Als er geen protocollen of standaarden in de beroepsgroep bestaan, is off-label voorschrijven
- na overleg met een apotheker - mogelijk. De huisarts heeft in overleg met een apotheker
een behandelprotocol ter behandeling van Covid-19 patiënten opgesteld. Op basis van
dat protocol heeft de huisarts gehandeld in januari en februari 2021. Anders dan de
inspectie stelt, volgt uit artikel 68 Gnw niet dat het overleg steeds over een specifieke
patiënt moet gaan.
Het is juist dat het informed consent van de betreffende patiënt(en) niet in het dossier
is vastgelegd; dit wil echter niet zeggen dat geen informed consent was gegeven. De
huisarts heeft de patiënt(en) gemonitord door de patiënten dagelijks te bellen of
te bezoeken en af te spreken om bij verslechtering van de gezondheid direct contact
met hem op te nemen.
3.5.2 Klachtonderdeel 2) Informed consent-verklaringen
3.5.2.1 De toelichting van de inspectie
Vaccineren is een verrichting in het kader van een geneeskundige behandelingsovereenkomst
met de patiënt. Hoewel op grond van de WGBO (Wet op de geneeskundige behandelingsovereenkomst)
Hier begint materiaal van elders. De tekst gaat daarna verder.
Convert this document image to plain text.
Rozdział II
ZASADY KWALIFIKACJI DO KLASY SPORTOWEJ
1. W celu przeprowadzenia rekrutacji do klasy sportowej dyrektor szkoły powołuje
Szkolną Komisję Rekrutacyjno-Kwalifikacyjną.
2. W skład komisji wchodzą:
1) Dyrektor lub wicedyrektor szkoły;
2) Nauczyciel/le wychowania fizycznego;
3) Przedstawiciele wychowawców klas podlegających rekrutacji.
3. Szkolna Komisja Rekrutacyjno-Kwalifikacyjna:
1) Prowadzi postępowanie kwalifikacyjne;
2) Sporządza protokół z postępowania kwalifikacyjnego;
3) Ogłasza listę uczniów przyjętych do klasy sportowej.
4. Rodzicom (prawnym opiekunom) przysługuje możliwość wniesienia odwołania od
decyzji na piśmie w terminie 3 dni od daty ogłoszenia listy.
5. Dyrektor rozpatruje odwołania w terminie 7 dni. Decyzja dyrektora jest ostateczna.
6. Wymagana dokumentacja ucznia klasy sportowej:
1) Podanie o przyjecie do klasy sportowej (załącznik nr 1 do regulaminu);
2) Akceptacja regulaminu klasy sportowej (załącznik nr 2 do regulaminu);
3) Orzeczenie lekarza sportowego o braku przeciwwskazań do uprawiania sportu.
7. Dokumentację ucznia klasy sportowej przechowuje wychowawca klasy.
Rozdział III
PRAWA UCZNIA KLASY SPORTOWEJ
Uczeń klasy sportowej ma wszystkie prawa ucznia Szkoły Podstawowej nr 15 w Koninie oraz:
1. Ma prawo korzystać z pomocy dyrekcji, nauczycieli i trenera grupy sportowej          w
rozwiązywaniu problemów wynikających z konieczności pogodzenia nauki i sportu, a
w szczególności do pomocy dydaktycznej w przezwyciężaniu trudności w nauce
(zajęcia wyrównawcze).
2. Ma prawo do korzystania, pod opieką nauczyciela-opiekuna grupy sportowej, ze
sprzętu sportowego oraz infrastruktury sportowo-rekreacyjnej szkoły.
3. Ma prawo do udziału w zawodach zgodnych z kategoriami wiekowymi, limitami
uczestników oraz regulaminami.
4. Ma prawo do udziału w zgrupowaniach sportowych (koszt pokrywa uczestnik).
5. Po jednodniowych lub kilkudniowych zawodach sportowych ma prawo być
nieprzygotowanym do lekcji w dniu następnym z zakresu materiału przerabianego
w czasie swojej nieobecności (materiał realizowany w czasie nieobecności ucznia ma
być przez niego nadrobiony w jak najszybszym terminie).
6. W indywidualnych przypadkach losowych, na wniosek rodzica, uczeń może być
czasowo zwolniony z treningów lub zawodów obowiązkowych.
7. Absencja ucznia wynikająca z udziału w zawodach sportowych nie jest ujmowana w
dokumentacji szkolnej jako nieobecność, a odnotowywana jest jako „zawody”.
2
informed consent een vereiste is voor iedere verrichting, is een schriftelijke vastlegging
daarvan geen vereiste. Het eisen van een handtekening van een patiënt onder een informed
consent als voorwaarde voor behandeling, volgt niet uit de wet. Ook door de KNMG is
op 16 maart 2021 te kennen gegeven dat (huis)artsen geen extra voorwaarden mogen stellen
aan de toediening van vaccinatie tegen Covid-19 zoals het ondertekenen van een informed
consent-formulier.
De door de huisarts extra gestelde voorwaarde aan het toedienen van vaccinatie werpt
onnodig een drempel op voor patiënten om zich te laten vaccineren. De huisarts heeft
zijn eigen belang vooropgesteld. In elk geval één patiënt heeft van de huisarts niet
de zorg gekregen die zij wel had moeten krijgen. Hij heeft deze patiënte vervolgens
ook niet voor de vaccinatie verwezen naar een andere arts of instantie. De huisarts
heeft zich daarmee niet gehouden aan hetgeen voortvloeit uit de WGBO.
3.5.2.2 Het standpunt van de huisarts
Omdat de huisarts de communicatie vanuit het Rijksinstituut voor Volksgezondheid en
Milieu (RIVM) over het vaccin AstraZeneca onjuist en onvolledig vond, heeft hij een
informatiebrief ten behoeve van zijn patiënten opgesteld. Het stond hem vrij om deze
patiënten een informed consent-formulier te laten ondertekenen alvorens tot vaccineren
over te gaan en - wanneer zij niet zouden willen ondertekenen - het vaccineren ook
te weigeren.
Het KNMG-advies waarnaar de inspectie verwijst, is op 16 maart 2021 verschenen; dus
pas ná het incident met de patiënte die weigerde het formulier te ondertekenen.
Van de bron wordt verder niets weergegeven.